Parent–child eating disorder perceptions investigated

Parent–child eating disorder perceptions investigated
Adolescents reported more severe eating disorder thoughts and beliefs than reported by parents. Credit: Amsurg Blog 

Perth eating disorder specialists have uncovered a wide disparity in the reporting of eating disorder symptoms between parents and their children.

The study, recently published in the International Journal of Eating Disorders, utilised data from the HOPE (Helping to Outline Paediatric Eating Disorders) Project, a registry consisting of participants assessed at the Princess Margaret Hospital for Children Eating Disorders Program (PMH EDP) between 1996 and April 2013.

Dr Hunna Watson, Senior Research Psychologist at PMH EDP, was interested in exploring parent-youth agreement in the reporting of behaviours and cognitions.

Parents and youth were interviewed separately by experienced clinicians using the Eating Disorder Examination (EDE), to obtain data on eating disorder symptoms.

The EDE measures behavioural symptoms, such as self-induced vomiting, binge-eating, laxative and diuretic misuse, and intense exercise for weight control; as well as cognitive symptoms, such as eating concern, weight concern, shape concern and restraint, within the previous 28-day period.

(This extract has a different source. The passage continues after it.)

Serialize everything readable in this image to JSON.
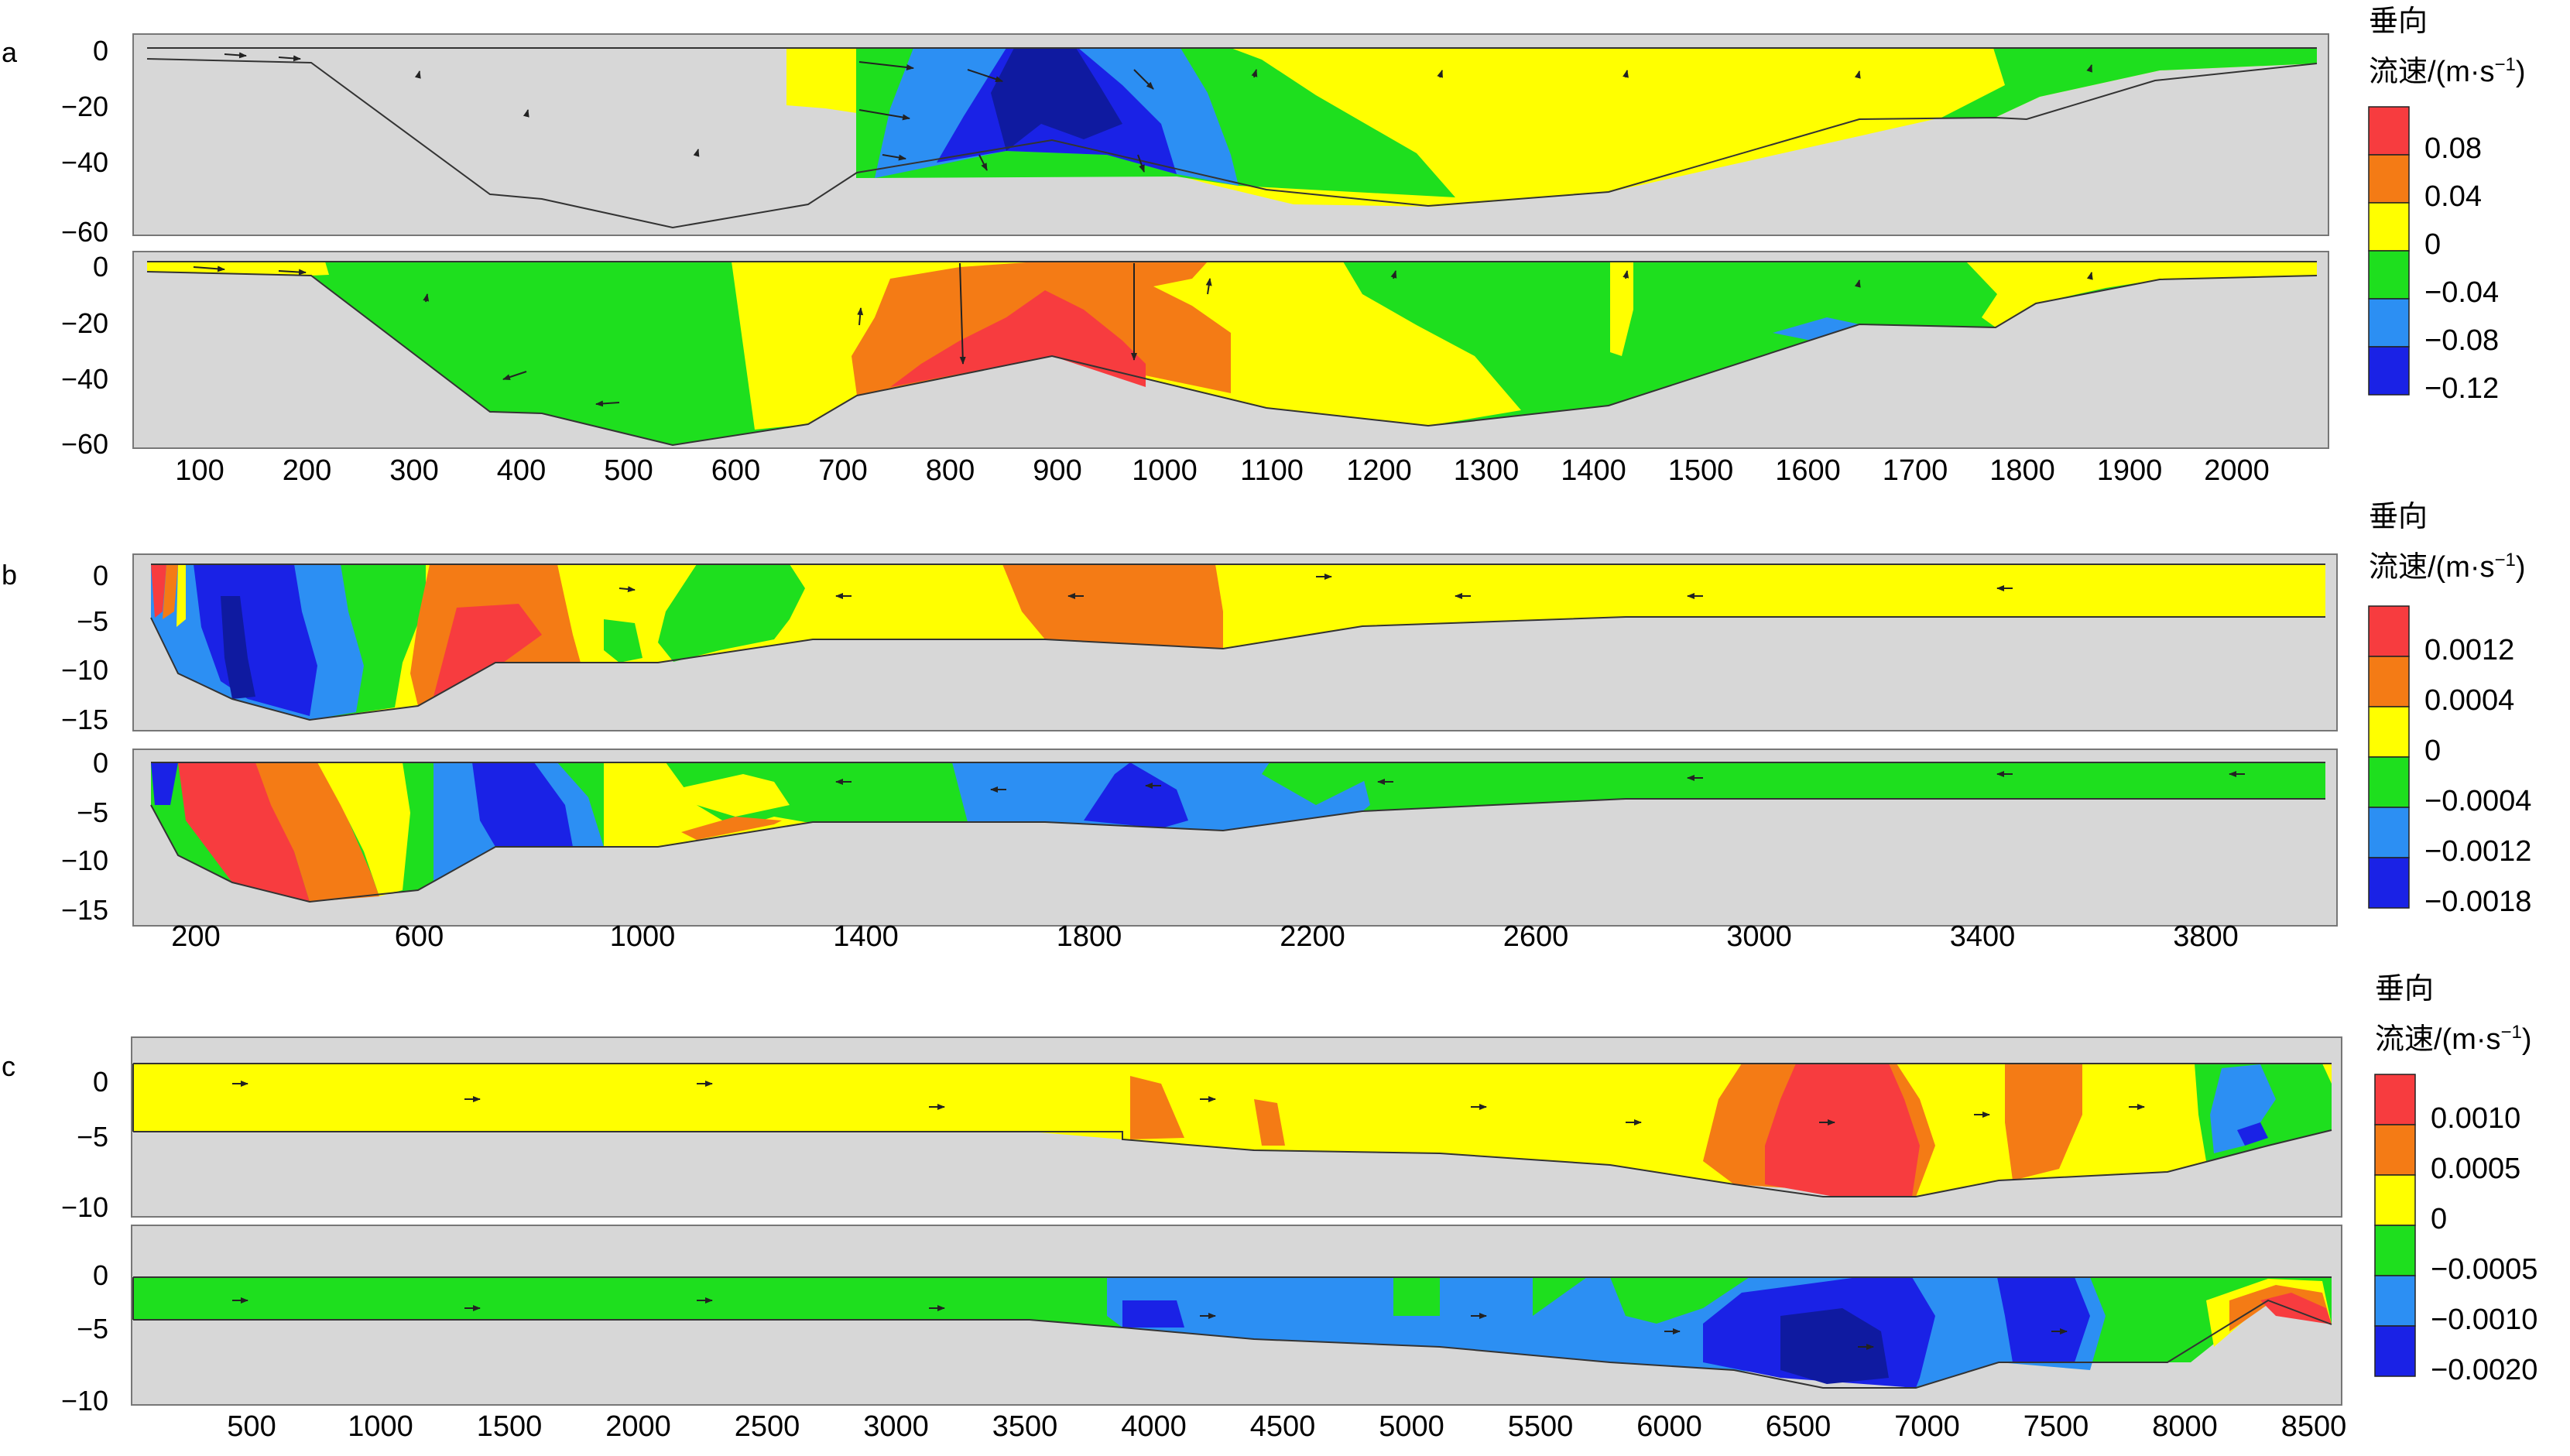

The sample for the study was 619 parent-youth pairs of (<13 years) and adolescents (13-18 years) diagnosed with anorexia nervosa, bulimia nervosa or an eating disorder not otherwise specified.

The researchers found differences in agreement between the parents' EDE reporting and that of their child, depending on the youths' age and diagnosis.

"Firstly, children reported less severe eating disorder thoughts and beliefs than reported by parents," Dr Watson says.

"But adolescents reported more severe eating disorder thoughts and beliefs than reported by parents.

"Children may not have insight into their illness and are yet to develop key cognitions such as body dissatisfaction, which tends to onset from puberty.

"Alternatively, some cases of eating disorders may not occur concurrently with eating disordered cognitions, which fits into the new DSM-V eating disorder category of 'avoidant/restrictive food intake disorder'."

In addition, there was poor agreement on frequency of behavioural symptoms between parent-youth reports, with youths reporting more frequent eating disorder behaviours than detected by their parents.

This was particularly the case among youths with bulimia nervosa, who also reported higher severity of cognitive symptoms than their parents.

"Overall, the results support the use of multi-informant assessment, particularly with children, to get a comprehensive assessment and engage the family unit together in treatment," Dr Watson says.

"Treatment services should also incorporate parental education about to assist parents."

Future research could explore whether certain variables, such as differences in family dynamics, as well as parental psychopathology, predict parent-youth agreement.